The Coordinator model treats all worker results as internal signals rather than direct participants in the conversation. As a result, the user sees only one output channel, decision-making stays with a single scheduler, and system behavior becomes more predictable.
AI Visual Insight: The image depicts a star topology with the Coordinator at the center and multiple workers reporting inward. It emphasizes that user-facing output converges through a single channel, preventing worker-to-worker argument loops or concurrent write conflicts. This is a classic centralized multi-agent orchestration pattern.
The Coordinator’s value comes from global decision-making, not stronger tools
The Coordinator only needs three key tools: AgentTool to create workers, SendMessage to issue follow-up instructions, and TaskStop to terminate tasks. The tool surface is small, but when combined with global context, it is enough to handle parallel decomposition, conflict avoidance, and result aggregation.
async function coordinate() {
const a = AgentTool('researcher') // Create a research worker
const b = AgentTool('implementer') // Create an implementation worker
await Promise.all([a, b]) // Start parallel tasks at the same time
await SendMessage('implementer', 'Modify the code based on the research results') // Secondary scheduling step
}
This pseudocode shows that the Coordinator’s superpower is not a new interface, but the right to orchestrate concurrency.
Worktree and Remote extend isolation from processes to file systems and remote environments
When a task carries a risk of file conflicts, isolation: "worktree" provides Git worktree-level isolation. Each agent modifies code in its own directory view, which avoids directly contaminating the main workspace. Even more important is the cleanup policy: automatically remove the worktree when there are no changes, and preserve it when changes exist.

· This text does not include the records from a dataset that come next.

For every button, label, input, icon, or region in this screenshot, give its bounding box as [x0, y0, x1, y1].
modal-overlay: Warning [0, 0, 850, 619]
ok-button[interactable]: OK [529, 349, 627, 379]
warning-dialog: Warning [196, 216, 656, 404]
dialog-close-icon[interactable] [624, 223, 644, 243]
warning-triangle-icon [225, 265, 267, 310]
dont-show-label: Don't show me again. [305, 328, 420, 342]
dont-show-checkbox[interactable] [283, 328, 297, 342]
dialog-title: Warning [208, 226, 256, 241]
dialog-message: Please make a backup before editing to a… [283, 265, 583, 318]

async function cleanupWorktree(changed: boolean) {
if (!changed) {
await removeWorktree() // Automatically clean up the temporary worktree when nothing changed
return
}
return keepWorktree() // Preserve results when changes exist to avoid losing artifacts
}
This strategy reflects strong engineering pragmatism: save resources by default without sacrificing traceability.
Remote Agents extend execution into bridged environments
isolation: "remote" shows that Claude Code has already reserved a path for remote agent execution. It relies on the Bridge protocol for session creation, message delivery, and file synchronization. In essence, it extends local multi-agent orchestration into remote execution environments and provides infrastructure for high-privilege, heterogeneous compute, or controlled sandbox scenarios.
FAQ
What is the fundamental difference between Swarm and ordinary sub-agents?
Swarm is a persistent team runtime that includes member registration, state tracking, message passing, and team deletion. Ordinary sub-agents behave more like one-off task invocations and lack long-term scheduling and recovery capabilities.
Why is a Coordinator more reliable than letting multiple agents discuss freely?
Because the Coordinator provides a single decision point and a single output channel. It can centrally control concurrency, eliminate conflicts, and avoid endless worker discussions or unclear responsibility boundaries.
When should you choose In-Process, and when should you choose Tmux?
Choose In-Process for short tasks, low latency, and interaction-heavy workflows. Choose Tmux for long-running tasks, strong isolation, and independent crash recovery. If you also need file-level isolation, add worktree on top.
Core Summary: This article reconstructs Claude Code’s multi-agent collaboration design, focusing on the Swarm team runtime, the Coordinator control pattern, the In-Process and Tmux teammate backends, and the worktree/remote isolation strategy to help developers quickly understand its source-level orchestration model.